Armed with impressive case-studies, he makes out a good case for taking more notice of brains: 240 research scientists working on the American Star-Wars project all turn out to be pure thinkers, balanced between upper-right and upper-left quadrants with not much elsewhere; a large sample of artists all crammed their scores into the upper-right, imagination mode; accountants really are upper-left boring people, and nurses are lower-right.

The theory has strong implications for selection procedures. Since like attracts like, managers tend to recruit in their own image. This will certainly ease communication, but may also lead to imbalance - typically, too few organisers, or a surplus of organisation and no ideas.

By identifying which parts of the brain an individual uses most, Mr Herrmann believes he can encourage them to develop their strengths, while also giving techniques to help develop the parts of their brain that other management theories do not reach.

"The key issue is the management of difference, the acceptance of difference," he says as he gently fondles a model brain between pudgy fingers. "Above all, you must understand and appreciate your own mental uniqueness and the mental individuality of those around you."

His interest stemmed from curiosity about his own creativity, asking himself how and why he managed to combine his early work as a physicist with semi-professional careers, first as a singer then as a painter and sculptor. Meanwhile he had moved from research in a large corporation via sales to human resource development.
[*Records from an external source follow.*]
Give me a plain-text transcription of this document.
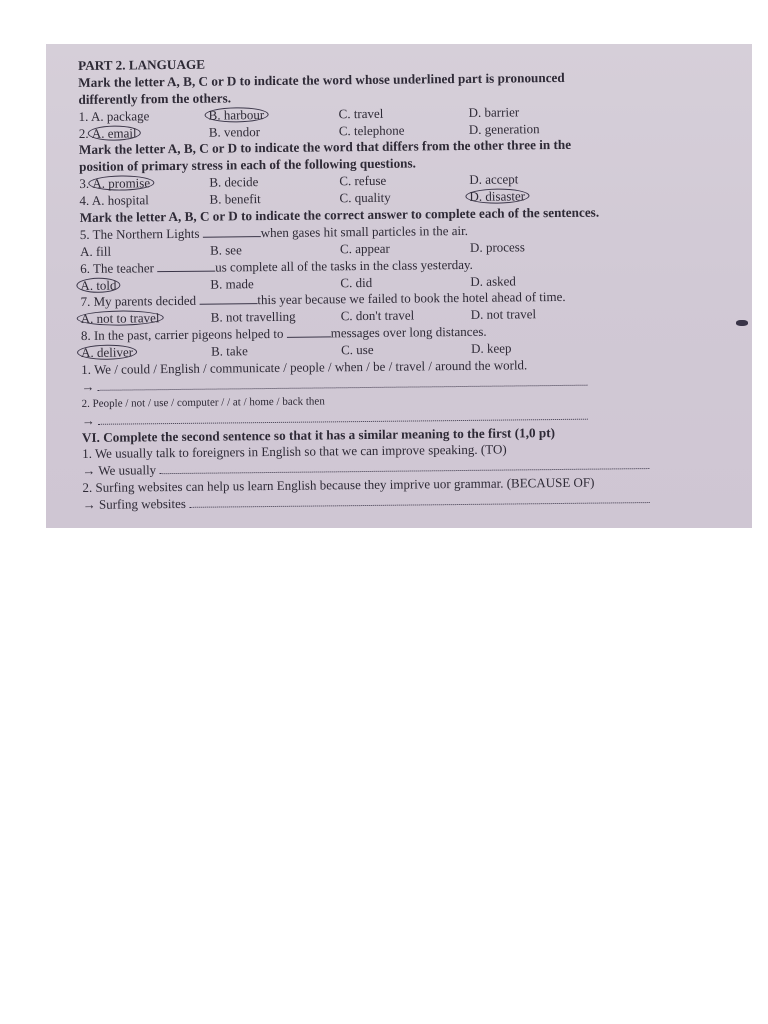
PART 2. LANGUAGE
Mark the letter A, B, C or D to indicate the word whose underlined part is pronounced
differently from the others.
1. A. package	B. harbour	C. travel	D. barrier
2. A. email	B. vendor	C. telephone	D. generation
Mark the letter A, B, C or D to indicate the word that differs from the other three in the
position of primary stress in each of the following questions.
3. A. promise	B. decide	C. refuse	D. accept
4. A. hospital	B. benefit	C. quality	D. disaster
Mark the letter A, B, C or D to indicate the correct answer to complete each of the sentences.
5. The Northern Lights	when gases hit small particles in the air.
A. fill	B. see	C. appear	D. process
6. The teacher	us complete all of the tasks in the class yesterday.
A. told	B. made	C. did	D. asked
7. My parents decided	this year because we failed to book the hotel ahead of time.
A. not to travel	B. not travelling	C. don't travel	D. not travel
8. In the past, carrier pigeons helped to	messages over long distances.
A. deliver	B. take	C. use	D. keep
1. We / could / English / communicate / people / when / be / travel / around the world.
→
2. People / not / use / computer / / at / home / back then
→
VI. Complete the second sentence so that it has a similar meaning to the first (1,0 pt)
1. We usually talk to foreigners in English so that we can improve speaking. (TO)
→ We usually
2. Surfing websites can help us learn English because they imprive uor grammar. (BECAUSE OF)
→ Surfing websites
Then he rediscovered the brain, and has spent most the past decade trying to convince others that it is important.

In 1976, when he brought his theories to a corporate vice-president of his company, he was told: "The human brain is a highly personal and private matter, not to be discussed in public, and certainly not talked about on company property."

In 1989, George Bush signed a Congressional Bill proclaiming the 1990s as "the Decade of the Brain". The penalties for wilful misuse of this organ are not specified, but Mr Herrmann feels that a lot of progress has been made for his Worldwide Brain Crusade.

He has succeeded in getting more people willing to think about brains, and his methods are gaining a wide acceptance. The Herrmann Brain Dominance Institute (UK) is now open for business, adding his inventory to the batteries of questionnaires that interviewees and aspiring managers may be asked to complete.

What kind of brain do you have?

    1. I like to solve problems by: a) common-sense; b) good planning; c) intuition; d) imagination.

    2. My biggest weakness is that I am: a) unemotional; b) pedantic; c) over-emotional; d) impractical.

    3. In a team, my most useful feature is: a) logical; b) organisational; c) interpersonal; d) conceptual.

    4. If I find some money, my first reation would be to: a) count it; b) invest it; c) buy someone a present; d) speculate with it.

    5. Which word best describes your orientation: a) facts; b) form; c) feeling: d) future.

The a) answers are characteristic of the upper-left, unemotional thinking brain; the b)s represent the lower-left, systematic controlled brain; c)s typify a lower-right sympathetic, spiritual type; and d)s are the upper-right experimental spatial thinker.